Cette présomption ne fait pas obstacle à ce que l’employeur conteste l’imputabilité de tout ou partie des soins et arrêts de travail pris en charge par la caisse au titre de l’accident du travail, à charge pour lui de rapporter la preuve que ces arrêts et soins résultent d’une cause totalement étrangère au travail.
Une relation causale partielle suffit pour que l’arrêt de travail soit pris en charge au titre de l’accident du travail et seuls les arrêts de travail dont la cause est exclusivement étrangère à l’accident du travail ne bénéficient pas de la prise en charge au titre de la législation sur les risques professionnels.
Une mesure d’expertise n’a lieu d’être ordonnée que si l’employeur apporte des éléments de nature à accréditer l’existence d’une cause totalement étrangère au travail qui serait à l’origine exclusive des arrêts de travail contestés. Elle n’a pas vocation à pallier la carence d’une partie dans l’administration de la preuve.
La référence à la durée excessive des arrêts de travail, à la supposée bénignité de la lésion initialement constatée ou à l’existence supposée d’un état pathologique antérieur n’est pas de nature à établir de manière suffisante l’existence d’un litige d’ordre médical, susceptible de justifier une demande d’expertise.
Monsieur [Q] a initialement bénéficié de prescriptions de repos et de soins selon certificat médical initial établi le 30 mars 2021 constatant une « lombosciatalgie gauche », assorties d’un arrêt de travail jusqu’au 3 avril 2021 inclus.
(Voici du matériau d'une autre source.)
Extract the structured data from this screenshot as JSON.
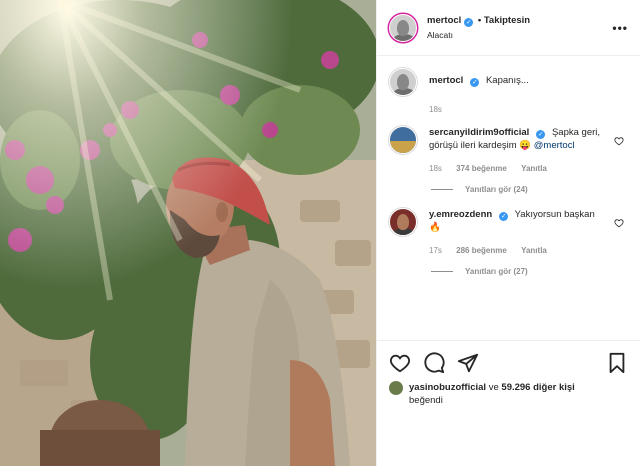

La caisse justifie de la poursuite de l’arrêt de travail initial en produisant vingt-trois certificats médicaux de prolongation faisant état des lésions suivantes :
— lombalgie bilatérale ;
— lombalgie bilatérale prédominante à droite – hernie discale L4-L5 ;
— discopathie L4-L5 ;
— discopathie L4-L5 – lombalgie ;
— lombosciatalgie bilatérale prédominante à droite sur hernie discale L4L5, poursuite Kiné + Corset.
Ces certificats mentionnent le même siège des lésions se rattachant à l’accident en cause.
Le médecin conseil de la caisse a fixé la consolidation de l’état de santé de Monsieur [Q] au 27 avril 2024 avec attribution d’un taux d’incapacité permanente de 5 %.
La Commission Médicale de Recours Amiable de la région Auvergne-Rhône-Alpes a confirmé l’opposabilité à la société [2] de l’ensemble des soins et arrêts de travail prescrits.
La continuité de soins et symptômes au seul titre d’une lombosciatalgie gauche justifie la prise en charge des arrêts de travail en application de la présomption d’imputabilité.
Au soutien de sa demande d’expertise, la société [2] fait état d’une hernie discale caractérisant un état pathologique antérieur évoluant pour son propre compte, l’accident n’ayant au mieux qu’un rôle de révélateur.
Toutefois, l’état antérieur révélé ou aggravé bénéficie de la présomption d’imputabilité.
La société [2] ne justifie en l’état d’aucun commencement de preuve susceptible d’établir l’existence d’une cause totalement étrangère au travail permettant d’écarter la présomption d’imputabilité des soins et arrêts prescrits en continuité de l’accident jusqu’au 27 avril 2024, date de consolidation de l’état de santé de Monsieur [Q], ou de justifier l’organisation d’une expertise.
Au vu de ces éléments, il convient de débouter la société [2] de ses demandes.
La société [2] sera condamnée aux dépens.
PAR CES MOTIFS
Le pôle social du tribunal judiciaire de Lyon, statuant publiquement, par jugement contradictoire et en premier ressort,
ORDONNE la jonction des recours RG n° 21/02288 et RG n° 22/00664 ;
DÉBOUTE la société [1] [T] de ses demandes ;
CONDAMNE la société [1] [T] aux dépens de l’instance.
Ainsi jugé et mis à disposition au greffe du tribunal, le 19 mai 2026 et signé par le président et la greffière.